There were also goodwill messages from the WHO and Nigeria’s minister of defence, represented by Uzor Chima, who expressed the hope that the proposed involvement of military personnel would provide the regional campaign with the discipline and precision needed for its successful prosecution.
Adhiambo Odaga, managing director of Dangote Foundation, who represented the business mogul, Aliko Dangote, another Malaria Ambassador and head of the Dangote Group, pledged the group’s support to the regional anti-malaria initiative and stressed the need for public-private sector collaboration.
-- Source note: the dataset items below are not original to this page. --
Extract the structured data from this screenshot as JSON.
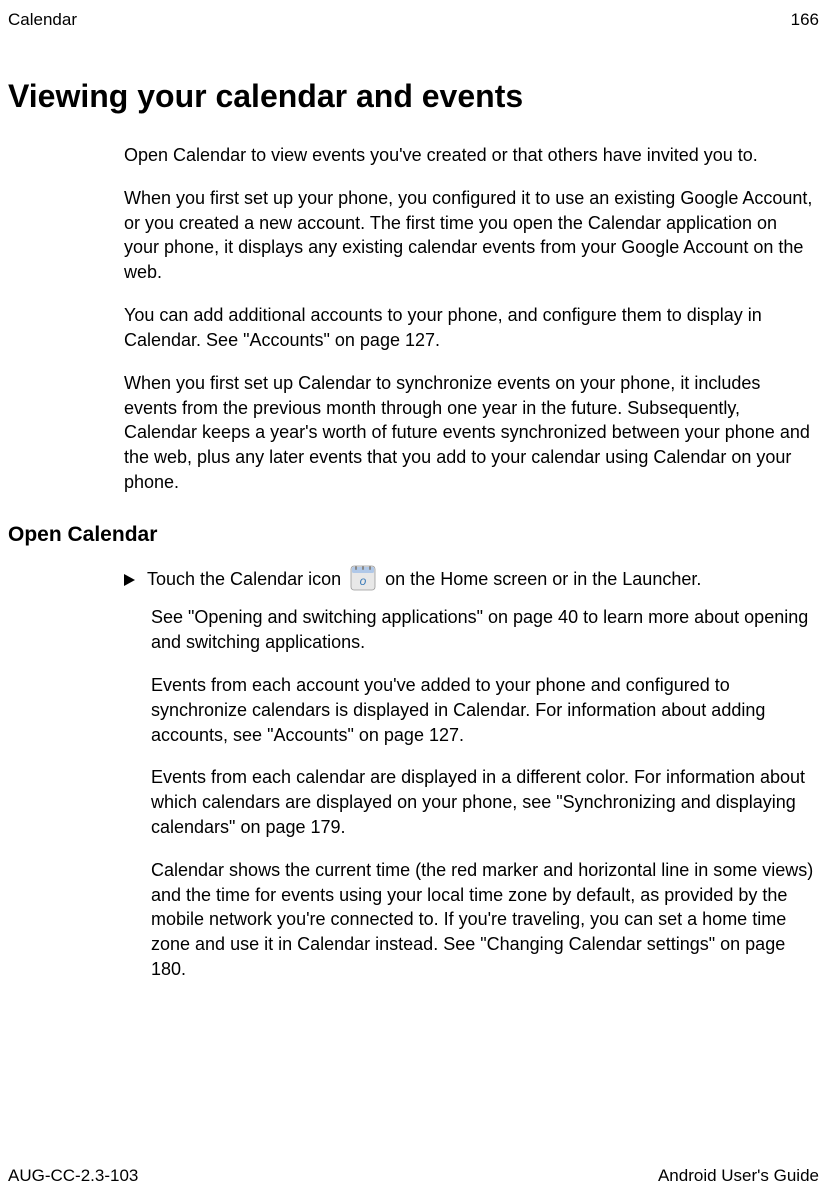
{
  "header": {
    "section": "Calendar",
    "page_number": "166"
  },
  "title": "Viewing your calendar and events",
  "intro": {
    "p1": "Open Calendar to view events you've created or that others have invited you to.",
    "p2": "When you first set up your phone, you configured it to use an existing Google Account, or you created a new account. The first time you open the Calendar application on your phone, it displays any existing calendar events from your Google Account on the web.",
    "p3": "You can add additional accounts to your phone, and configure them to display in Calendar. See \"Accounts\" on page 127.",
    "p4": "When you first set up Calendar to synchronize events on your phone, it includes events from the previous month through one year in the future. Subsequently, Calendar keeps a year's worth of future events synchronized between your phone and the web, plus any later events that you add to your calendar using Calendar on your phone."
  },
  "open_calendar": {
    "heading": "Open Calendar",
    "bullet_prefix": "Touch the Calendar icon",
    "bullet_suffix": "on the Home screen or in the Launcher.",
    "p1": "See \"Opening and switching applications\" on page 40 to learn more about opening and switching applications.",
    "p2": "Events from each account you've added to your phone and configured to synchronize calendars is displayed in Calendar. For information about adding accounts, see \"Accounts\" on page 127.",
    "p3": "Events from each calendar are displayed in a different color. For information about which calendars are displayed on your phone, see \"Synchronizing and displaying calendars\" on page 179.",
    "p4": "Calendar shows the current time (the red marker and horizontal line in some views) and the time for events using your local time zone by default, as provided by the mobile network you're connected to. If you're traveling, you can set a home time zone and use it in Calendar instead. See \"Changing Calendar settings\" on page 180."
  },
  "footer": {
    "doc_id": "AUG-CC-2.3-103",
    "guide": "Android User's Guide"
  }
}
Milanes Ramos Hugo, Cuban envoy to Nigeria, who attended the two events with his wife, reiterated his country’s total commitment and support to the ECOWAS campaign as a demonstration of South-South cooperation. In his vote of thanks, vice president of ECOWAS Commission, thanked the partner countries, the Rivers State Government, the local organising committee and Governor Amaechi in particular, for lending their full support to the ECOWAS campaign, which is in furtherance of the ECOWAS of people agenda and the goal of regional development and integration.
Mariane Ngoulla, ECOWAS heath adviser, appealed to all stakeholders to be effective in their roles, adding that instead of being “mosquito farmers” necessary measures should be taken to stop the indiscriminate breeding of the malaria vector. The ECOWAS delegation to the twin-event included Sunny Ugoh, the director of communication and Johnson Buanuh, director of environment, who explained that studies by the Commission have shown that the biolarvicides for the campaign are safe. Alfred Braimah, the private sector director, also explained that apart from producing the substance for malarial elimination, the three factories will also create jobs in the region.